YÖM Kamp’tan herkese selamlar,

Kasım ayıyla birlikte yavaş yavaş “2022’nin de sonuna geldik” duygusuna kapılmaya başladık. Yıl boyunca birçok kampta bir araya geldik; doğa ile doyasıya kucaklaştık.

Geçtiğimiz hafta sonu da (yani 5-6 Kasım’da) bu etkinliklere bir yenisini daha ekledik, Ovacık Yaylası’nda YÖM Okulları Doğa Kampı’nda buluştuk. 

Ege’nin ılık sonbahar esintisi ve huzur veren manzaraları da geleneksel doğa kampımızda bize eşlik etti. YÖM Okulları Güzelbahçe Yerleşkesi’nde eğitim gören öğrencilerimiz, velilerimiz ve eğitimcilerimizle beraber “Yaparak / Yaşayarak Öğrenme”yi doğadan aldığımız ilhamla deneyimle fırsatı bulduk.

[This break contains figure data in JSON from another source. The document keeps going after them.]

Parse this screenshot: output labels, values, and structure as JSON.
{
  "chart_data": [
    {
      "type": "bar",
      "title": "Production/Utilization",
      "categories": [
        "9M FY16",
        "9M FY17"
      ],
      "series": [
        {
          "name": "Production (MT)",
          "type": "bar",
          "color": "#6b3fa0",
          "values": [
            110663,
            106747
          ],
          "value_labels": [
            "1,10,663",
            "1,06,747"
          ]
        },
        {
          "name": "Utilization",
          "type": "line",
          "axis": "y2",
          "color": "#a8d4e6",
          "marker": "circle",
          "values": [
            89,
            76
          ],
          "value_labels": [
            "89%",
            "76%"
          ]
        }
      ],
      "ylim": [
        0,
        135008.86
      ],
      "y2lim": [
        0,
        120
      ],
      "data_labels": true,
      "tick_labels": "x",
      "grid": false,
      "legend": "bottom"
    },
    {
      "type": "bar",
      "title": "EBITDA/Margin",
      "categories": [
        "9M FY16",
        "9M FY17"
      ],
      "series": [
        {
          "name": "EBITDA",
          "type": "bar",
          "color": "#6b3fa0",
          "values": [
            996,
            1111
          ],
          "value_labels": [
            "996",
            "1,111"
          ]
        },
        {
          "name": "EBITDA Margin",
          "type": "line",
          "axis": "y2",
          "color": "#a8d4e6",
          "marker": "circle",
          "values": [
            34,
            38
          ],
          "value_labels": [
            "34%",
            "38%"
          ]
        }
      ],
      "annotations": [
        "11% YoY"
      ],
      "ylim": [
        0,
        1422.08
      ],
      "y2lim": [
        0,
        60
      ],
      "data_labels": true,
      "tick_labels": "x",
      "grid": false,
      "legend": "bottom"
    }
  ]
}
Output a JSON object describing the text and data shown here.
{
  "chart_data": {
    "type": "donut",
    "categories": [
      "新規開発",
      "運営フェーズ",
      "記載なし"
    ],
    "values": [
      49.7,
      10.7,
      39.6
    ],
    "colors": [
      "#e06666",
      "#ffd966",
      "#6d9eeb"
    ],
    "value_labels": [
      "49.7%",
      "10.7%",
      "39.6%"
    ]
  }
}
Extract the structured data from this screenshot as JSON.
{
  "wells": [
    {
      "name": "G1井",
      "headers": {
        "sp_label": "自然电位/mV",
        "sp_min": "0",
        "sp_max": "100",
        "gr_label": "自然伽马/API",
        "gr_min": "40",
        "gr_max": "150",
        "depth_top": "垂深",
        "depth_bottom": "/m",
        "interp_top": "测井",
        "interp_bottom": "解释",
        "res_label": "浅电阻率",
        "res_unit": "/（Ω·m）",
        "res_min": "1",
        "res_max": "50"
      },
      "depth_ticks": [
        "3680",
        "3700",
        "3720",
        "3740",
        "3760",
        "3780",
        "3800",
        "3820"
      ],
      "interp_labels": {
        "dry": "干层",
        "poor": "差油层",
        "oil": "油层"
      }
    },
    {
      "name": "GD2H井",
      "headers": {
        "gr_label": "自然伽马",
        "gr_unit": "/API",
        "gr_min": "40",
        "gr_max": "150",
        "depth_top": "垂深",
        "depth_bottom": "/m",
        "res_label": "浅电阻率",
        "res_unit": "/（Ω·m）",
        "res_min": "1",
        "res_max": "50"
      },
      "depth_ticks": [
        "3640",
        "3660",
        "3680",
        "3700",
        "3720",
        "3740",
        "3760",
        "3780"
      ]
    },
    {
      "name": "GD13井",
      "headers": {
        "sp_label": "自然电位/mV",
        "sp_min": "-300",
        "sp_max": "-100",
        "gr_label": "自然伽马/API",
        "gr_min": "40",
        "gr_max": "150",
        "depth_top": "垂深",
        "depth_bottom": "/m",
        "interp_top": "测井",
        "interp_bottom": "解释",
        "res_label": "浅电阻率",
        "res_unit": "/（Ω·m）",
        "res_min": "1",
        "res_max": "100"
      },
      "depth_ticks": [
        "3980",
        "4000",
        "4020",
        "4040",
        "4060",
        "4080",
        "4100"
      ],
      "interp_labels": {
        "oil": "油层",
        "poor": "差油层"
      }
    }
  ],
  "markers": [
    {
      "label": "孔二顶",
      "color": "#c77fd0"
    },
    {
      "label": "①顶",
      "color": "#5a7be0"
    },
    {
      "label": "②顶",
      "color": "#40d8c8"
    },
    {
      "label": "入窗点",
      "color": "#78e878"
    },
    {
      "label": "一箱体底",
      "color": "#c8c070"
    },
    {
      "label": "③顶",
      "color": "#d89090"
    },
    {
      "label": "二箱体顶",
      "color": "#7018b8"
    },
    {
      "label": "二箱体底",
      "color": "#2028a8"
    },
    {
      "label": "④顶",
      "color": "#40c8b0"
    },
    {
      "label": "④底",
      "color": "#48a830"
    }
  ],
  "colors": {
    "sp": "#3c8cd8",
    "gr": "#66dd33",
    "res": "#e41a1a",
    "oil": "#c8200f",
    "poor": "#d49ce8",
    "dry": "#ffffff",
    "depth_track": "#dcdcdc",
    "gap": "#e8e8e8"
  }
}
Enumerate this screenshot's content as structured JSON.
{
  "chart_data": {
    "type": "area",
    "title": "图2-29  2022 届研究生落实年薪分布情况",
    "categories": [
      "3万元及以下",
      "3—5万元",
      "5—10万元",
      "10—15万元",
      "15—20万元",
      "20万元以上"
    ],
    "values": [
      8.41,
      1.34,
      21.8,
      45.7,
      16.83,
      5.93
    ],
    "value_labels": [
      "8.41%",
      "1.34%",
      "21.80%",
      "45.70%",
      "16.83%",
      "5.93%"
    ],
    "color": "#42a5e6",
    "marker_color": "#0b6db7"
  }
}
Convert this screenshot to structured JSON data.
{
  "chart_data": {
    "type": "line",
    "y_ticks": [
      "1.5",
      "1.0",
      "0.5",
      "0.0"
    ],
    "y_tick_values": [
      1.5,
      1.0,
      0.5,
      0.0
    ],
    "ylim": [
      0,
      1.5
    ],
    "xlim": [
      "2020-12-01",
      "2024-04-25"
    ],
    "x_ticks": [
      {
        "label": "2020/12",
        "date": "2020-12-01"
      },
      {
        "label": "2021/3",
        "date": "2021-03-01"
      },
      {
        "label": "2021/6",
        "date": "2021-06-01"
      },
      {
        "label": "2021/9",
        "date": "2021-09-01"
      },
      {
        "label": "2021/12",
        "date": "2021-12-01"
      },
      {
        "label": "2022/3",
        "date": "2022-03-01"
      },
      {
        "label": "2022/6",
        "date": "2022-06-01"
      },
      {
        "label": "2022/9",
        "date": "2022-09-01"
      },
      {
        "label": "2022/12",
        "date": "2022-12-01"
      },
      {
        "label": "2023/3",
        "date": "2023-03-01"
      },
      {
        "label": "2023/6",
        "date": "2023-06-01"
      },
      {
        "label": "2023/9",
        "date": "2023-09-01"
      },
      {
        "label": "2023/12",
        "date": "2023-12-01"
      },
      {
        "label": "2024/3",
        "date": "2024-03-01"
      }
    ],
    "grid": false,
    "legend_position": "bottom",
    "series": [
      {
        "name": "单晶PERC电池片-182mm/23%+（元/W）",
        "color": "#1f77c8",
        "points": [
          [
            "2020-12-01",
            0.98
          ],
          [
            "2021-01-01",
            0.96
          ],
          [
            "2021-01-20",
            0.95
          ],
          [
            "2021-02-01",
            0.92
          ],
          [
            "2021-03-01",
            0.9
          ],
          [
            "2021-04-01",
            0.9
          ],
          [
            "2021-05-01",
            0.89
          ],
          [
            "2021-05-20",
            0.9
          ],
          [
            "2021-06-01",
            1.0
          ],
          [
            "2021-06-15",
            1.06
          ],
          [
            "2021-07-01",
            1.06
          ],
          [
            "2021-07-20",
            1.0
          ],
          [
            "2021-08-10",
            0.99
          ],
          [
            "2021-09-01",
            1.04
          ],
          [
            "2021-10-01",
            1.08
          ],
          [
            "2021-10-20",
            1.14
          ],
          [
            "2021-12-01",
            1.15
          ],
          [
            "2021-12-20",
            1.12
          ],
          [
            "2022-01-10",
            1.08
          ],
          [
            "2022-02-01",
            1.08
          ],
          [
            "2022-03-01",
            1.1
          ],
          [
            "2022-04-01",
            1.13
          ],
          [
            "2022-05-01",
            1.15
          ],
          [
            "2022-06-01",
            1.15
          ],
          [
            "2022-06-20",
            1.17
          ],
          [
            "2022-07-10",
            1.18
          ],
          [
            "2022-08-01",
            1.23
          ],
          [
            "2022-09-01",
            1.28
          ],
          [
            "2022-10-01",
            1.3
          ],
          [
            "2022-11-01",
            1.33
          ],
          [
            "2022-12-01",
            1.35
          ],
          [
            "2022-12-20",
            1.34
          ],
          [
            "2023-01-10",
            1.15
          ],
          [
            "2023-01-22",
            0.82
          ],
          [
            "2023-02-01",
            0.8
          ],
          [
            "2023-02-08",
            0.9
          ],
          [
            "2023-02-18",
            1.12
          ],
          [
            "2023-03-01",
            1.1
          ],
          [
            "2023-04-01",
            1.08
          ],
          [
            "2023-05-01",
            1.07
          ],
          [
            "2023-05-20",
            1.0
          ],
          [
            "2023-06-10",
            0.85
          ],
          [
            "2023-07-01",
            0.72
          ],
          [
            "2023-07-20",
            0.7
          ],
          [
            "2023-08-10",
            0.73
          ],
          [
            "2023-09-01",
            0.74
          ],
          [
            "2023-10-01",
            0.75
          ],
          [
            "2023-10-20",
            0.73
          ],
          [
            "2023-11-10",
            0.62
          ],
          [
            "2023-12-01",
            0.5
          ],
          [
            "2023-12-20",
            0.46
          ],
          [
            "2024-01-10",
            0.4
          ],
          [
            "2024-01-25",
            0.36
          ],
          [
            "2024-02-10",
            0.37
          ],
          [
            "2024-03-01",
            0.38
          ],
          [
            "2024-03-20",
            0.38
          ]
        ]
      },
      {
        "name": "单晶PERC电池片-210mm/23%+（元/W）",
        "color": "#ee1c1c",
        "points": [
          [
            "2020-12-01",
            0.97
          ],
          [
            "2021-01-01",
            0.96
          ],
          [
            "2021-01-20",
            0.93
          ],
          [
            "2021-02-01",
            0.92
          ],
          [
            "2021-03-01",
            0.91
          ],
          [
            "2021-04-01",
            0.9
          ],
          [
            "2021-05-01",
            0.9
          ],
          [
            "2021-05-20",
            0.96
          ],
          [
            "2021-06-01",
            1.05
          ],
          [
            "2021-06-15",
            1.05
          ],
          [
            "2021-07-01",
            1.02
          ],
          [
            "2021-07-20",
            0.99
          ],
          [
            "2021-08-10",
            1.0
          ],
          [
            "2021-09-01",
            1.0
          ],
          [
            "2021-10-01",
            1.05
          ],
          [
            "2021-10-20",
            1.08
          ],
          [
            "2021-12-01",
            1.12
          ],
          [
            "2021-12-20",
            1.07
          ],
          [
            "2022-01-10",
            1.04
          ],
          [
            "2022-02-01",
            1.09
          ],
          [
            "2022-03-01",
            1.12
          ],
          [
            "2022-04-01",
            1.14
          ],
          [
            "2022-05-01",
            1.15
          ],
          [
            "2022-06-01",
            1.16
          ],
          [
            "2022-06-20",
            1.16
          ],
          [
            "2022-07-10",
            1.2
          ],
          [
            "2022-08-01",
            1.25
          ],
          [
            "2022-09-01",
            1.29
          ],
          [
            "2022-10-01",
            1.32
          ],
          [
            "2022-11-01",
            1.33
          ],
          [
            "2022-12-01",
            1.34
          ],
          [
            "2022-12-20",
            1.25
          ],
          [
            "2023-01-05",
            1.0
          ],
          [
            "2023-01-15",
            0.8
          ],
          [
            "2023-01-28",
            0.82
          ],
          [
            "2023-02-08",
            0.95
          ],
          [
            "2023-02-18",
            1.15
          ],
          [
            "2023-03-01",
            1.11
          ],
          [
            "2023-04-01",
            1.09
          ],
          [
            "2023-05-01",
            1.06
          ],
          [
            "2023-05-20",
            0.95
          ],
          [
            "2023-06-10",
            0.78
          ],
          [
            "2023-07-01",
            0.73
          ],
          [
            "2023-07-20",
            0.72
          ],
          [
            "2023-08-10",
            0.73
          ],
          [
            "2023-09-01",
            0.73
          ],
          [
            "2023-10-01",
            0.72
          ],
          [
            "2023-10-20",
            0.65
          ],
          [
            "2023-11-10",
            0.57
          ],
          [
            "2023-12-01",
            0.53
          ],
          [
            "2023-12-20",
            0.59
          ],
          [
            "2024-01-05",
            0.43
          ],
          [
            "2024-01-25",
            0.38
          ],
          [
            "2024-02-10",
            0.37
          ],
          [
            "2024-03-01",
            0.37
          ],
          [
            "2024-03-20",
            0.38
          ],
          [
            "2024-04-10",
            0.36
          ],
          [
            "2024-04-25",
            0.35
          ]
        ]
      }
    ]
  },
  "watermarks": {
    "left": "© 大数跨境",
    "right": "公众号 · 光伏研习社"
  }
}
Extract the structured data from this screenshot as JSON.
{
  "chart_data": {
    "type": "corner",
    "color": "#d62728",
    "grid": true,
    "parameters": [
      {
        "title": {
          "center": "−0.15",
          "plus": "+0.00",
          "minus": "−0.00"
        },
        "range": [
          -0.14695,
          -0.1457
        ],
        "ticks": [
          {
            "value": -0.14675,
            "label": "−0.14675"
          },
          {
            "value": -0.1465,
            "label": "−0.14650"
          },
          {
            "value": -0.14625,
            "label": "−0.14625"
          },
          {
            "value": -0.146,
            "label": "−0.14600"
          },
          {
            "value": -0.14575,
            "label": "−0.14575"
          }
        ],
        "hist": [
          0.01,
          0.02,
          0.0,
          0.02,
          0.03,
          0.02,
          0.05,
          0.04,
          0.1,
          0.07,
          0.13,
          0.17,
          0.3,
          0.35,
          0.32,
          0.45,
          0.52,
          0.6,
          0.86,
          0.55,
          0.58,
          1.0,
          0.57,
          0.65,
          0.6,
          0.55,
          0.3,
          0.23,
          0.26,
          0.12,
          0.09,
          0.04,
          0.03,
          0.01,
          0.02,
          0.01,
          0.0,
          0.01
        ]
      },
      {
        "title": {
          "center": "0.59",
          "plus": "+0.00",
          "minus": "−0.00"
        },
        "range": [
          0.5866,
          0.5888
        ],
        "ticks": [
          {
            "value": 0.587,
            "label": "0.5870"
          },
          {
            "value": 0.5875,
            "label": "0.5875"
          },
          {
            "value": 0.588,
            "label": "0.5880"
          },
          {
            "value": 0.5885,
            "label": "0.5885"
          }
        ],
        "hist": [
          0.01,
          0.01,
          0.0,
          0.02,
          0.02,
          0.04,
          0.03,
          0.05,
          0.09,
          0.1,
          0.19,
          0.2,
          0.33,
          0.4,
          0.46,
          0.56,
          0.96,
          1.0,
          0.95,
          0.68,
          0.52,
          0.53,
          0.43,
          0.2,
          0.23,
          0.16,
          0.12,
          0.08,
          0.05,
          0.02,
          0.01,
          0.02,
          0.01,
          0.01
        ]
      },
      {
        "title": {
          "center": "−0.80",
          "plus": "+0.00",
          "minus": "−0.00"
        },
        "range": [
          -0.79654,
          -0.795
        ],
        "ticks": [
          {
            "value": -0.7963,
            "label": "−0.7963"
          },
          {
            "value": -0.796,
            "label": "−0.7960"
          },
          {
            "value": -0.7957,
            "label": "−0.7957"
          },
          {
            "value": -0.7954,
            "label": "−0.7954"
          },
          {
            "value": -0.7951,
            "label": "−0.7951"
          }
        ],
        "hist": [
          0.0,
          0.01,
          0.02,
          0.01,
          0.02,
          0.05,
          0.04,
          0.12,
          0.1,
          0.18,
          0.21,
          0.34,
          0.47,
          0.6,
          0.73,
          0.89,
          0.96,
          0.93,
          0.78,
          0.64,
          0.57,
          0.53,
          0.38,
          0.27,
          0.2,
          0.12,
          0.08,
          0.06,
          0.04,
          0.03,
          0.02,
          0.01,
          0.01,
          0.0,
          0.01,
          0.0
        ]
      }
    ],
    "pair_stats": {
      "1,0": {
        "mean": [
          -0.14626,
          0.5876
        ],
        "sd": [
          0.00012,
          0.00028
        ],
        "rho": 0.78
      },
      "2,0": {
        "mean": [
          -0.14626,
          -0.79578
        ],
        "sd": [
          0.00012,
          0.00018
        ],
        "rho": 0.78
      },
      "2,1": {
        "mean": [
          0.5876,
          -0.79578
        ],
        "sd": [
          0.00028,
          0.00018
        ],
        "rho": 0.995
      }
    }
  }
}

Dilerseniz, kampımızın nasıl geçtiğinden bahsedelim sizlere biraz da…

Kamp alanına gitmeden önceki buluşma noktamız olan köy meydanında içimizi ve ruhumuzu ısıtan çaylarımızı içerek başlıyoruz güne. Bir yandan kendi aralarında hasret gideren YÖM’lü velilerimiz, ilk kez karşılaşan arkadaşlarımızın tanışıp kaynaşmaları; bir yandan da köy halkının bize karşı sıcakkanlı ve misafirperver tavırları…

Kolay kolay ayrılmak istemiyoruz köy meydanından. Ama Ovacık Yaylası’nda bizi bekleyen bir macera var. Konvoy halinde kamp alanına doğru yola çıkıyoruz. Yolda bir süre, kendi aramızda, kasım ayında olmamıza rağmen havanın 18 – 19 derecelerde olmasını tartışıyoruz. İçinde bulunduğumuz iklim krizine dair kurumlar üstü devlet politikaları geliştirilmesinin zorunluluğuyla yüzleşiyoruz bir kez daha…

Kamp alanına vardıktan sonra hiç vakit kaybetmeden çadırlarımızı kurmaya başlıyoruz. Hayli kalabalığız bu kampta. Haliyle içimizde deneyimli kampçılar kadar amatör kampçılarımız da var. Çadır kurmaya dair teknik detayları ve dikkat edilmesi gereken noktaları paylaşıyoruz onlarla. Çabucak üstesinden geliyorlar çadır kurma işinin.

Çadırlarımızı kurup kamp alanına yerleştikten sonra kahvaltılar ediyor, çaylar, kahveler içiyor, sohbet ediyoruz tabii. Neşemize neşe katıyor, yürüyüş öncesi enerji depoluyoruz hep beraber.

Kestane ağaçlarının arasından geçerek başlıyoruz ilk yürüyüşümüze. Sonbaharın bütün renkleri eşlik ediyor bize. Doğanın açtığı yolda belirliyoruz rotamızı. Doğanın uzattığı eli tutuyor; kokusunu içimize çekiyoruz. Eşsiz güzellikler içinde neredeyse 6 kilometre yürüyoruz. Kahvaltıda depoladığımız enerjimizi, meyve ve kuru yemişlerle tazeliyoruz zaman zaman.

Yürüyüş sonrası öğrenmeye atölyelerle devam ediyoruz. Doğadan öğrendiklerimizin yanına bir de doğada öğrendiklerimizi ekliyoruz…

Çakı kullanma eğitiminde güvenli çakı kullanma ve çakı ile budama tekniklerini; düğüm bağlama eğitiminde güvenli ve sağlam düğümlerle doğada hareket kabiliyetimizi geliştirmeyi öğreniyoruz. 

Mandala atölyesinde doğanın bize sunduğu malzemelerle ipleri kullanarak yaratıcılığımızı konuşturduğumuz eğlenceli bir deneyim yaşıyor; okçuluk atölyesinde okun ve yayın kullanımına dair teknik becerilerimizi geliştiriyoruz.

Yalnızca doğal ışıklar eşliğinde çıktığımız gece yürüyüşümüze rüzgardan sallanan ağaç dallarının hışırtısı ve çeşitli kuş sesleri eşlik ediyor. 

Anlıyoruz ki, yalnızca yıldızların ve ay ışığının aydınlattığı doğanın karartısı da sevdaya dahil.

Beraber bir kampı daha tamamlıyoruz böylece.

Öğrendiğimiz, paylaştığımız, deneyimlediğimiz nice kamplara.